Conference play is right around the corner, so over the course of the next two weeks, College Basketball Talk will be detailing what some of the country’s best, most intriguing, and thoroughly enigmatic teams should resolve to do with the New Year right around the corner. What can we say, we’re in a giving mood. Thank Jessica Simpson.
MORE: The rest of our New Year’s Resolutions | Midseason catchups

DUKE PROMISES TO: Maintain focus


  • It will happen because: Duke had some sluggish periods of play its last two wins over Elon and UConn but they’ve made adjustments, picked up the intensity when needed and continued to win. After Mike Krzyzewski lit into the Blue Devils for starting the second half poorly against UConn, they responded with a 14-2 run and it looked like the message from Coach K came through loud and clear. With two point guards on the floor in senior Quinn Cook and freshman Tyus Jones, Duke has two stable ball handlers who can settle the team down in certain situations when things get tight. It certainly doesn’t hurt that Jones and fellow freshmen Jahlil Okafor and Justise Winslow played for multiple years with USA Basketball and been a part of a lot of big international contests.
  • But it might not because: For as much talent as Duke has, they’re still a pretty young team. They start three freshmen in Jones, Okafor and Winslow and fellow frosh Grayson Allen and sophomore Matt Jones also regularly receive double-digit minutes as reserves. The win in the Kohl Center over Wisconsin was a nice early-season non-conference road test, but playing in the ACC/Big Ten Challenge is not nearly as pressure-packed as facing a well-oiled machine of experienced players in an elimination game in March. And it’s not like we can trust the upperclassmen on this team, either. Guys like Cook, senior Marshall Plumlee and juniors Amile Jefferson and Rasheed Sulaimon have never been to the Final Four and were a part of a first-round exit to Mercer last season.
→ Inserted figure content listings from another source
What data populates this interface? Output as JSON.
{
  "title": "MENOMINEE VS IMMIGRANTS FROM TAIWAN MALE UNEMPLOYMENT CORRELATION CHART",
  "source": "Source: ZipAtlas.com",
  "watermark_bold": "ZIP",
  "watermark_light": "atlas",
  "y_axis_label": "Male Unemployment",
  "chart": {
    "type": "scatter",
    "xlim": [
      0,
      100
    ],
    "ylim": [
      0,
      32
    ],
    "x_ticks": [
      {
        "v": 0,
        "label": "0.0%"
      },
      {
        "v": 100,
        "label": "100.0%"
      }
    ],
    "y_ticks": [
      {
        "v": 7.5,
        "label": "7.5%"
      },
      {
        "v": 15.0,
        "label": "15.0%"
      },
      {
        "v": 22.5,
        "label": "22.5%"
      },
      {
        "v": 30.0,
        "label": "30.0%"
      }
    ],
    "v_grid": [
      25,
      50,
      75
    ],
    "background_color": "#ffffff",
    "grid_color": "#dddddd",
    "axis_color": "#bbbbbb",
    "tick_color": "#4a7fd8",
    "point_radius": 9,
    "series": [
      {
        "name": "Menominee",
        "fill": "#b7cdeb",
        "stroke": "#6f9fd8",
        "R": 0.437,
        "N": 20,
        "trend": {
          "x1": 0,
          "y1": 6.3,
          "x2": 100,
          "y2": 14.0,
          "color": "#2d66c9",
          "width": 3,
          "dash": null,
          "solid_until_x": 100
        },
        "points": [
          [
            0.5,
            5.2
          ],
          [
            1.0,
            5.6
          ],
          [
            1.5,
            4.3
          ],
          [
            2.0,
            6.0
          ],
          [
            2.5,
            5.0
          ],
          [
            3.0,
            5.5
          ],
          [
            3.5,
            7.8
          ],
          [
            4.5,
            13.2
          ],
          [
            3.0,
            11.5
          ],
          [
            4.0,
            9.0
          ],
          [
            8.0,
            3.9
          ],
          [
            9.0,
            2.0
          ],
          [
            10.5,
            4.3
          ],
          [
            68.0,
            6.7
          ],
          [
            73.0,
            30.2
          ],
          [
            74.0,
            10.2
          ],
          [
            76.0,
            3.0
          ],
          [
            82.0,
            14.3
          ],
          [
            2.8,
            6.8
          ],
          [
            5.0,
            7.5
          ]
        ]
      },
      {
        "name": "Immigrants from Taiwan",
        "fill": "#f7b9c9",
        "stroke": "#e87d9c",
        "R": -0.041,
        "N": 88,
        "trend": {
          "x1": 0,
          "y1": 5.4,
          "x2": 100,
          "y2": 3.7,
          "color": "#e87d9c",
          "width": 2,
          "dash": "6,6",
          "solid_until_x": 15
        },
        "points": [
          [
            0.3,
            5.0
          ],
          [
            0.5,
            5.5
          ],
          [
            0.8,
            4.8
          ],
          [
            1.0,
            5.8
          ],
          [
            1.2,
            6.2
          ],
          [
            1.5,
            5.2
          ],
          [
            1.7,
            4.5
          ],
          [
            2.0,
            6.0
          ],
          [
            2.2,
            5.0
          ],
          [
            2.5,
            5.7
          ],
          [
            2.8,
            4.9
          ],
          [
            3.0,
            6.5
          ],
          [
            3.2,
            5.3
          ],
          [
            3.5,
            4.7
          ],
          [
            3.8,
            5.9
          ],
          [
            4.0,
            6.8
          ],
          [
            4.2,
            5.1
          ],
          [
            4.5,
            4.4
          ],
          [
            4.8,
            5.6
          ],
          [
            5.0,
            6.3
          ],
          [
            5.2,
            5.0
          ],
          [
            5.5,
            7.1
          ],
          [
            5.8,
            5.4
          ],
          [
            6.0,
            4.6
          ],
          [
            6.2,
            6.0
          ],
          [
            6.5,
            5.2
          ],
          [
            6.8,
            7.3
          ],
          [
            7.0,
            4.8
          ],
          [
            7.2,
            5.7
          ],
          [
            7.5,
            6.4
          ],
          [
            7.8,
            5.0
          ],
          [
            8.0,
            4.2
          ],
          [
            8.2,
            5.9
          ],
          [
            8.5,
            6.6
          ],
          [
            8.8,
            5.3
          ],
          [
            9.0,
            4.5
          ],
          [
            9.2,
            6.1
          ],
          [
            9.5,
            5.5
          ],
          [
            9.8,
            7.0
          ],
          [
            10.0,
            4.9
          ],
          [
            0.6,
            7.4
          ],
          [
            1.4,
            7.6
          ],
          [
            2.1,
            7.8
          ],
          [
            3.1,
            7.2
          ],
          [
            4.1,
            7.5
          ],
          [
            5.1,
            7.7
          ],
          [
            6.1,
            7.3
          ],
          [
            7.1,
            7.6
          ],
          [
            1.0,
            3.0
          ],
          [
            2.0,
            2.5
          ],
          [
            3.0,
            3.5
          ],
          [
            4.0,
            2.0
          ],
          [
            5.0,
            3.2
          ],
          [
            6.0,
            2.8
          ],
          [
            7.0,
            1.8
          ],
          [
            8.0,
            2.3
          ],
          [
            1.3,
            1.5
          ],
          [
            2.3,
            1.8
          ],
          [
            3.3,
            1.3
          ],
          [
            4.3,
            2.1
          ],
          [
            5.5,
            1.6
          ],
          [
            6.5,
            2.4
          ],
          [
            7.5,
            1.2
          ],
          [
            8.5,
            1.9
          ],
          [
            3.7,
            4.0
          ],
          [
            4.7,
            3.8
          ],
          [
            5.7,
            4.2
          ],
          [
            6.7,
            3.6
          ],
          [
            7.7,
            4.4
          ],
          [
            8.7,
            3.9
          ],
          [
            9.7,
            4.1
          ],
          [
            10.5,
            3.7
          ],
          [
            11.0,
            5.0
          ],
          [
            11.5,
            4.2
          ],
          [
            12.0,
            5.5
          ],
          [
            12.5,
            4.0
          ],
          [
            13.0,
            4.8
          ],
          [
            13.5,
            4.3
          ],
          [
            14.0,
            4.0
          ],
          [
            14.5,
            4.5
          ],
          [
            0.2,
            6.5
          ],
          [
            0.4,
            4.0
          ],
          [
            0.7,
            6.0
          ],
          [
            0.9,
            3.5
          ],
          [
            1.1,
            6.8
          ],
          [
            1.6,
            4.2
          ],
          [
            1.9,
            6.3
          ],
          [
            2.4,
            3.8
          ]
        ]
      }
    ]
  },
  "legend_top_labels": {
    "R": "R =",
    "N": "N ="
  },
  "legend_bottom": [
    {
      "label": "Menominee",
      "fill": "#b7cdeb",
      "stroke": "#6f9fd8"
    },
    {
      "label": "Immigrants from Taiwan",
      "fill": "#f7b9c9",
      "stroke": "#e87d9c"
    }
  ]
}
DUKE ALSO SWEARS THEY WON’T: Let Quinn Cook fade down the stretch


  • It will happen because: If history is to repeat itself, Cook will slow down after a hot start and fade as the season wears on. As a junior, the guard scored in double figures in 13 of Duke’s first 15 games but his downfall was so severe after that he was out of the starting lineup the last 10 games of the season. Are we already seeing this trend begin in 2014-15? The last two Duke wins over Elon and UConn, Cook shot a combined 6-for-18 from the field and 3-for-13 from three-point range, both way below his season averages. Will Cook continue to falter like last season or will his new role keep more pressure off of him?
  • But it might not because: The senior has been invaluable as a floor leader, floor spacer and secondary ball handler this season and the three freshmen in the starting lineup realize that. Cook is currently the team’s second leading scorer behind Okafor. Now that Cook can lean on Tyus Jones to primarily handle the ball and run the Duke offense, he can just worry about being a catch-and-shoot threat who also will get some entry feeds inside to Okafor and move the ball around the perimeter. That means less of a burden on Cook to create offense for himself or someone else off-the-dribble, which has not been a strength. Cook seems comfortable in this new role and you can tell by his enhanced shooting splits (48% FG, 40% 3PT, 93% FT) so far this season.